61.  Receber não supõe nenhuma diminuição, porque daí resulta que o Filho, pela genuína natividade, seja a perfeita imagem do seu princípio.

62.  Ter-lhe sido dado o poder sobre toda a carne, com a finalidade de conceder a vida eterna, significa que o doador é aquele que é Pai e que Aquele que recebe é Deus.

63.  Dar indica o ser Pai e receber. O poder de dar a vida eterna demonstra que o Filho continua sendo Deus. Este poder do Filho de Deus vem de sua natureza e lhe é congênito. Este poder que lhe foi dado não o separa do seu princípio, porque aquilo que lhe foi dado é próprio do Pai, a saber, dar a vida eterna e transformar a corrupção em incorrupção.

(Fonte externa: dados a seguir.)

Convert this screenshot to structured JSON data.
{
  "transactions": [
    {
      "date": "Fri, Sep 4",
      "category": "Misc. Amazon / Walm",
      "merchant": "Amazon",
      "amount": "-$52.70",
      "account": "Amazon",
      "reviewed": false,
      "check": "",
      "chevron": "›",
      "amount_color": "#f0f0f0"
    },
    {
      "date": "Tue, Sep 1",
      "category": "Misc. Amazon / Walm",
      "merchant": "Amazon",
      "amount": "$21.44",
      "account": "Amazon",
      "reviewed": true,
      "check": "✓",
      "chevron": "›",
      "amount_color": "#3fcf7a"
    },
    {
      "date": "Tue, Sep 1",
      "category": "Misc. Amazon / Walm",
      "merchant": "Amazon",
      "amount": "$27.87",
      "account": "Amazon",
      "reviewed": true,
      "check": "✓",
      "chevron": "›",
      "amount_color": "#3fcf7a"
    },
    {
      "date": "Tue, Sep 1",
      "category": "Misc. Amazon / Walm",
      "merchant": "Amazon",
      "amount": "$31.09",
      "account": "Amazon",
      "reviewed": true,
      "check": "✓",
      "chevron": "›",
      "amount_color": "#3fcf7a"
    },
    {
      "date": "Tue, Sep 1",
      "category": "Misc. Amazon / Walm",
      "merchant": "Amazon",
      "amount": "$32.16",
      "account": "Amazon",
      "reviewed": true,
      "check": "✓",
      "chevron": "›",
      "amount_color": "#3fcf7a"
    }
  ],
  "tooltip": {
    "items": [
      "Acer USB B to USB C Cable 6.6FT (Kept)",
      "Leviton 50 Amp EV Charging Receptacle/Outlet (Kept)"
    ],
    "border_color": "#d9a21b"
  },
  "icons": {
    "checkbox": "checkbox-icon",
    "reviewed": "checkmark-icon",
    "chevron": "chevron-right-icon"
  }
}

64.  O Pai tudo deu e o Filho recebeu tudo. Sobre isso não há dúvida nenhuma, pois disse: Tudo o que é do Pai é meu (Jo 16,15). Esta palavra não indica as diferentes espécies de criaturas, nem as diversas mutações dos elementos, mas, abrindo para nós a glória da feliz e absoluta divindade, revela que se deve reconhecer a Deus no que lhe é próprio: a força, a eternidade, a providência, o poder.

65.  Não se deve pensar que Deus tenha tudo isso como algo exterior a Ele, mas sim que, por meio destas coisas, permite à nossa inteligência limitada saber um pouco quem seja Ele.

66.   Portanto, o Unigênito que subsiste na condição própria do Pai, depois de ter dito que o Espírito Santo iria receber dele, acrescentou: Tudo o que é do Pai é meu, por isso disse: receberá do que é meu (Jo 16,15).

67.  Tudo o que é do Pai é seu, foi-lhe entregue e Ele recebeu. Mas o que lhe foi dado não diminui a sua divindade, porque o faz existir na mesma condição que o Pai.

 

O que você destaca no texto?

Como serve para sua espiritualidade?

O que você destaca na fala do seu irmnão/ã?